Entonces, de todo esto, de ser víctima (algo ya superado), de estar en la selva, de caminar con la zozobra de una explosión en mis piernas y de ver a los que la padecieron, solo me queda darle un SÍ al Plebiscito. Alguna vez me monté a un bus y se subió un poeta callejero. Luego de echar lora un buen rato terminó hablando de Colombia, del sistema de salud, de la vivienda, de los políticos, en fin, y remató: ”Porque nosotros, como sociedad, somos un fracaso”. Qué sabio. Pero es una razón más para votar SÍ.

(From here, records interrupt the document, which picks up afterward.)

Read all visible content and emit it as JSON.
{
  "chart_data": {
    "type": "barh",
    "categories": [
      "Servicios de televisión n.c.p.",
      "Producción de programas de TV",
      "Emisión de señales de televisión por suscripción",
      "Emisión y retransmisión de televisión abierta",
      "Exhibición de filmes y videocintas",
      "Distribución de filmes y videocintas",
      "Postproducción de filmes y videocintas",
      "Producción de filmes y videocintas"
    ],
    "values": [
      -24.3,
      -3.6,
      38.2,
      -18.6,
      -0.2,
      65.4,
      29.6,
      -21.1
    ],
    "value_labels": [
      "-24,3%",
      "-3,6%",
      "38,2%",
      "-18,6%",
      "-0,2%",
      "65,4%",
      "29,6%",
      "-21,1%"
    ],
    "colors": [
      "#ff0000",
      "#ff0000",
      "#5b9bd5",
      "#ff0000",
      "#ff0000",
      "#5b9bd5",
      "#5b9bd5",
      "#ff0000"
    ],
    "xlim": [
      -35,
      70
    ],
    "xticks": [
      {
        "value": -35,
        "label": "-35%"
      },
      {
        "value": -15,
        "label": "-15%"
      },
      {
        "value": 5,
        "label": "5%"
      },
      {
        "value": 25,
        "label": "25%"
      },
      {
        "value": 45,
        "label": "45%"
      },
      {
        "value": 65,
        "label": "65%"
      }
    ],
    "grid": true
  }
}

Aún me queda la esperanza de dejarles a mis sobrinos y primos chiquitos un país diferente, así algunos insistan torpemente en que nuestra zona de confort debe ser la de darnos plomo otros cincuenta años, mientras renegociamos el Acuerdo, convencemos a las Farc de pagar cárcel como insiste el Centro Democrático y tratamos de hacer entrar en razón a los grupos cristianos de que esto no se trata de Jesucristo, sino de toda una sociedad que quiere parar la sangre, incluyéndolos a ellos. Las Farc quieren hacer política, allá ellos, ¡qué más castigo que mandarlos al Congreso, por Dios! Quieren el poder, ¡obvio!, entonces nuestro papel, si no estamos de acuerdo con sus posturas, es la de votar por otro que sí nos guste. Fácil. La paz estable y duradera no llegará después del Plebiscito, tampoco el castro-chavismo (¿Santos castro-chavista? ¡Ay!), pero con mi voto haré el intento, para así contarle a la gente en unos años que Colombia, por fin, es un país normal.